Il n’existe pas de « bons Russes » en ce moment

Le Festival de Cannes a décidé de ne pas accueillir de représentation officielle russe ni de Russes qui défendent la ligne du Kremlin. Mais son délégué général Thierry Frémaux a défendu l’idée d’accueillir des dissidents russes. « Il y a des Russes artistes, journalistes, qui ont quitté la Russie, a-t-il dit lundi.
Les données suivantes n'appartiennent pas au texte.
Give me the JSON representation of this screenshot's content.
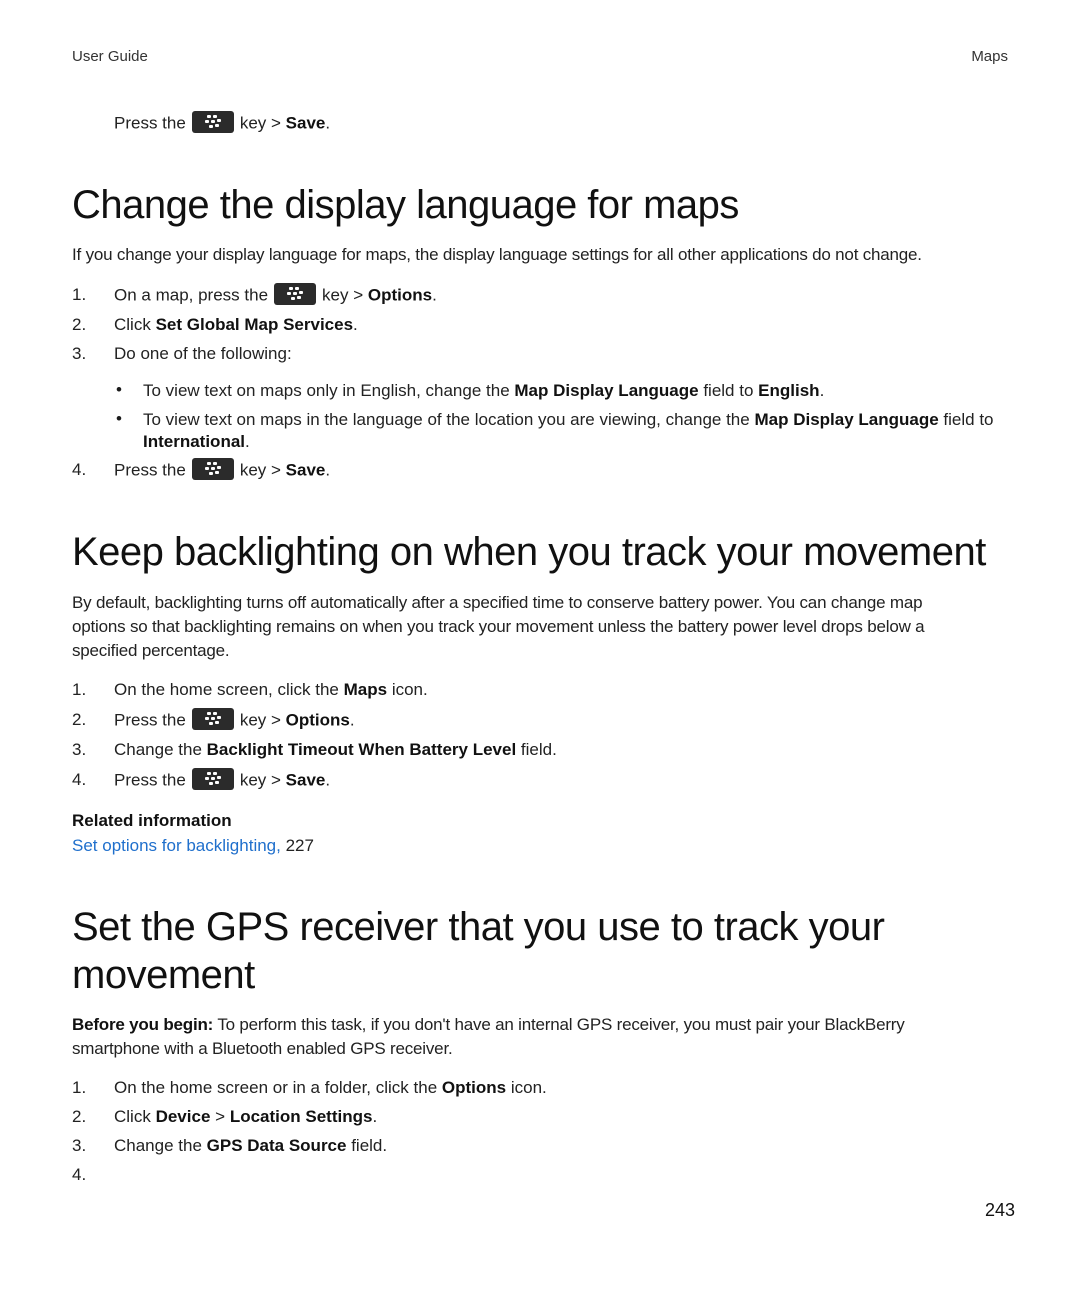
{
  "header": {
    "left": "User Guide",
    "right": "Maps"
  },
  "top_step": {
    "pre": "Press the",
    "post": "key >",
    "bold": "Save",
    "end": "."
  },
  "section1": {
    "title": "Change the display language for maps",
    "intro": "If you change your display language for maps, the display language settings for all other applications do not change.",
    "steps": [
      {
        "num": "1.",
        "pre": "On a map, press the",
        "post": "key >",
        "bold": "Options",
        "end": "."
      },
      {
        "num": "2.",
        "pre": "Click",
        "bold": "Set Global Map Services",
        "end": "."
      },
      {
        "num": "3.",
        "text": "Do one of the following:"
      },
      {
        "num": "4.",
        "pre": "Press the",
        "post": "key >",
        "bold": "Save",
        "end": "."
      }
    ],
    "bullets": [
      {
        "a": "To view text on maps only in English, change the",
        "b1": "Map Display Language",
        "c": "field to",
        "b2": "English",
        "end": "."
      },
      {
        "a": "To view text on maps in the language of the location you are viewing, change the",
        "b1": "Map Display Language",
        "c": "field to",
        "b2": "International",
        "end": "."
      }
    ]
  },
  "section2": {
    "title": "Keep backlighting on when you track your movement",
    "intro": "By default, backlighting turns off automatically after a specified time to conserve battery power. You can change map options so that backlighting remains on when you track your movement unless the battery power level drops below a specified percentage.",
    "steps": [
      {
        "num": "1.",
        "pre": "On the home screen, click the",
        "bold": "Maps",
        "end": " icon."
      },
      {
        "num": "2.",
        "pre": "Press the",
        "post": "key >",
        "bold": "Options",
        "end": "."
      },
      {
        "num": "3.",
        "pre": "Change the",
        "bold": "Backlight Timeout When Battery Level",
        "end": " field."
      },
      {
        "num": "4.",
        "pre": "Press the",
        "post": "key >",
        "bold": "Save",
        "end": "."
      }
    ],
    "related_heading": "Related information",
    "related_link": "Set options for backlighting,",
    "related_page": "227"
  },
  "section3": {
    "title_line1": "Set the GPS receiver that you use to track your",
    "title_line2": "movement",
    "before_label": "Before you begin:",
    "before_text": "To perform this task, if you don't have an internal GPS receiver, you must pair your BlackBerry smartphone with a Bluetooth enabled GPS receiver.",
    "steps": [
      {
        "num": "1.",
        "pre": "On the home screen or in a folder, click the",
        "bold": "Options",
        "end": " icon."
      },
      {
        "num": "2.",
        "pre": "Click",
        "bold": "Device",
        "mid": ">",
        "bold2": "Location Settings",
        "end": "."
      },
      {
        "num": "3.",
        "pre": "Change the",
        "bold": "GPS Data Source",
        "end": " field."
      },
      {
        "num": "4."
      }
    ]
  },
  "footer": {
    "page_number": "243"
  },
  "icons": {
    "menu_key": "blackberry-menu-key-icon"
  }
}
Kirill Serebrennikov est un homme qui a considéré que s’il ne quittait pas la Russie, il se rendait complice de cette guerre ».

Thierry Frémaux avait précisé en ouverture du festival que l’idée d’un « boycott total » avait été demandée « non pas par les autorités ukrainiennes mais par des ultras, des gens qui sont très radicaux ». « C’est une position que je peux comprendre […] parce que ce sont des gens qui sont sous les bombes », avait-il également reconnu.

Andriy Khalpakhchi, le directeur du Festival du film de Kiev Molodist, a répondu jeudi que selon lui, il n’existe pas de « bons Russes » en ce moment. Pour lui, Kirill Serebrennikov « aurait dû prendre la décision de lui-même de ne pas participer au Festival de Cannes ».